Life in a family of nine neurodiverse individuals: How we do it, why we do what we do, helping you do it too. "What lies behind us and what lies before us are small matters, compared to what lies within us." - Oliver Wendall Holmes
Wednesday, May 12, 2010
Weasels Words, Procedural Nightmares, And IEP's Gone Wrong
I have learned the hard way that some districts try to "weasel" out of providing FAPE (Free APPROPRIATE Public Education) by including what I refer to as "weasel words" in the IEP. I found this out the hard way, as I was attempting to enforce son 2's IEP in 9th grade. It stated that he "may have paraprofessional support in all academic classes" (thereby excluding choir and gym, where he was fine). When I asked him how things were going with the para, he said he really wouldn't know, as she was mostly with the other kids. Come to find out that "may" is a weasel word. "Paraprofessional support" is a weasel word, if you interpret it as meaning, "Support by a paraprofessional for whom your child is the main concern". Son 2 was traveling the regular education halls and classrooms with a pack of 8 kids with disabilities, and one para. Not particularly effective. But legal, because of "may", and "paraprofessional support". Basically, she was there for him if he happened to have a meltdown, she'd walk him to the resource room. The rest of her time was spent with the other kids, who were loud(er) and more disruptive than he. In light of that, I am attempting to come up with some of the other weasel words from the weasels in my experience. Feel free to add any I haven't listed.
"Access to" bit us one year with son 3. His IEP stated that he would have "access to" his AAC device in all settings throughout the school day. Which, as it turned out, meant that it could be hung on his wheelchair and the wheelchair parked in the hall, because he had "access to" it by asking his para for it. Which he couldn't do, because, (HELLO!!!) he's nonverbal, and needs the assistive communication device to ask for it. Makes sense to me, but then again, district weasels aren't about making sense - they're about the easy, cheap, quick and dirty way.
Another weasel word would be "will be allowed". Sounds good, right? Son 2 "will be allowed" to use Dragon Naturally Speaking to complete written assignments over one paragraph in length. Of course, it doesn't say when he's supposed to TRAIN Dragon to recognize his voice patterns... Also, this means that he's allowed to, but doesn't say if HE has to request it, if they'll suggest it, etc.
Getting a straight, clear, concise IEP is kind of like trying to nail Jell-o to a tree.

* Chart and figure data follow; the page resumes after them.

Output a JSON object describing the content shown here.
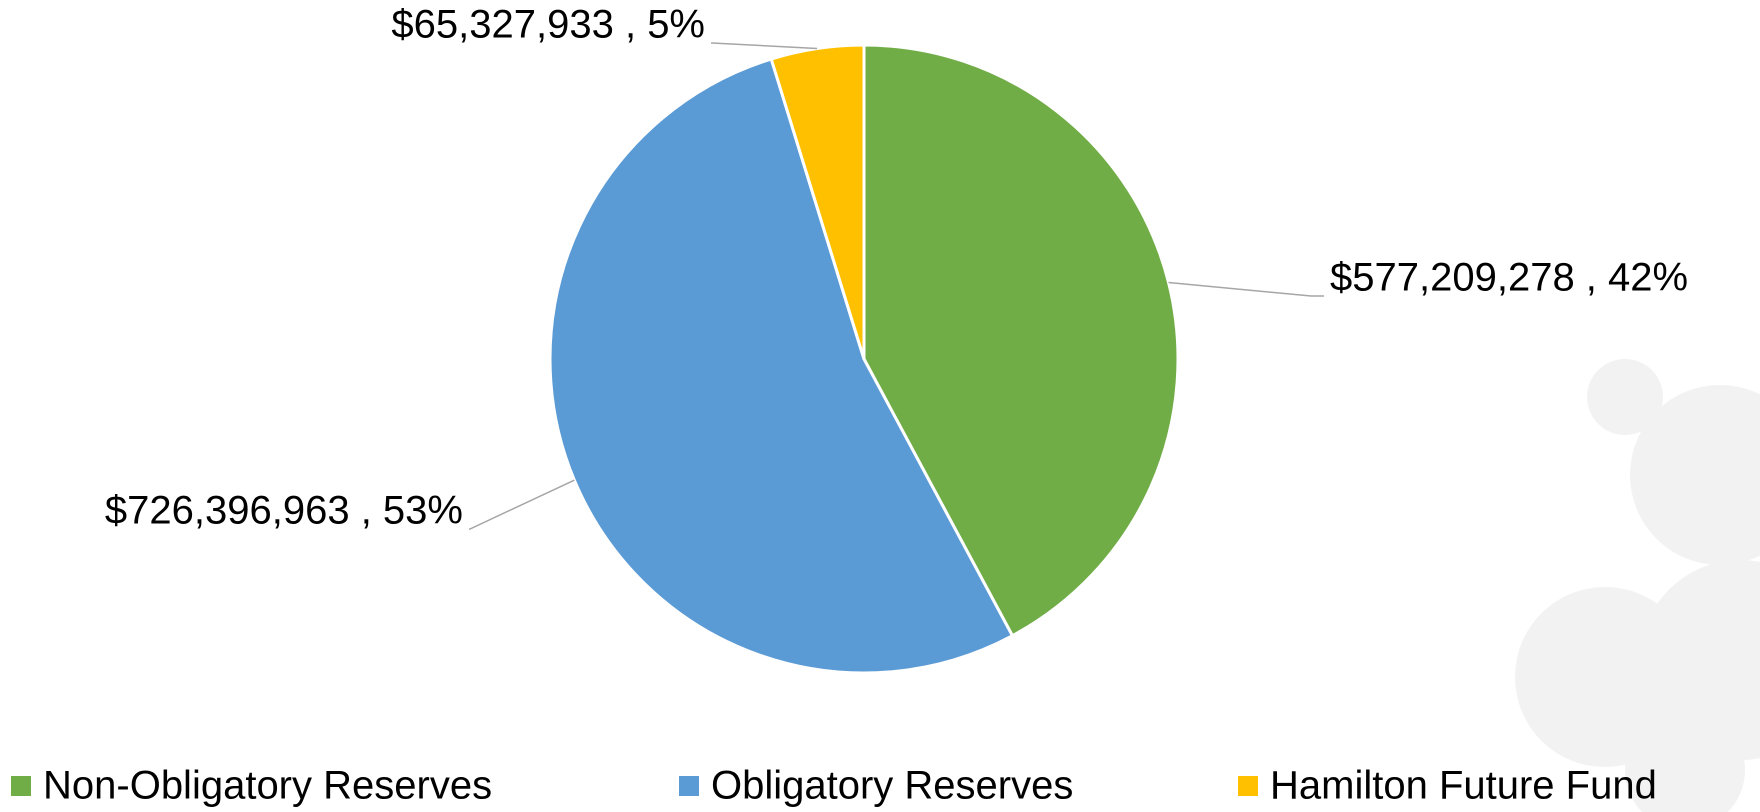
{
  "chart_data": {
    "type": "pie",
    "categories": [
      "Non-Obligatory Reserves",
      "Obligatory Reserves",
      "Hamilton Future Fund"
    ],
    "values": [
      577209278,
      726396963,
      65327933
    ],
    "value_labels": [
      "$577,209,278 , 42%",
      "$726,396,963 , 53%",
      "$65,327,933 , 5%"
    ],
    "colors": [
      "#70ad47",
      "#5b9bd5",
      "#ffc000"
    ],
    "legend": "bottom"
  }
}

So, if you find that you've allowed some "weasel words" into yours, then remember that YOU, and you alone, have the power of "no". Write the letter requesting a team meeting in 10 days to change the wording as follows: "May" becomes "Will". "Will be allowed" becomes "Will use after training the program in one resource room hour during the first week of school". "Will have access to" becomes "Will have with him in a place where he can reach and use it".
For me, the IEP meeting is almost moot, as it seems that what I've understood verbally is generally vastly different than what they give me in writing a week later. But the power to disagree is solely parental, and sometimes, "stay-put" is the best option.
I'm a mother of seven, ages 22 to 6. They all have special needs of one variety or another, hence my interest in parent advocacy.
Despite special needs, every child has their own needs, and all children have some things in common. You will find here rants, raves, excitement, tears... things all parents go through. You will also find acronyms that special needs parents know, as do the professionals that work with our children. My hope and my goal is to provide experience, strength, and hope, as well to learn from comments and receive your experience strength and hope.
I don't have all the answers, but between us, we can find them!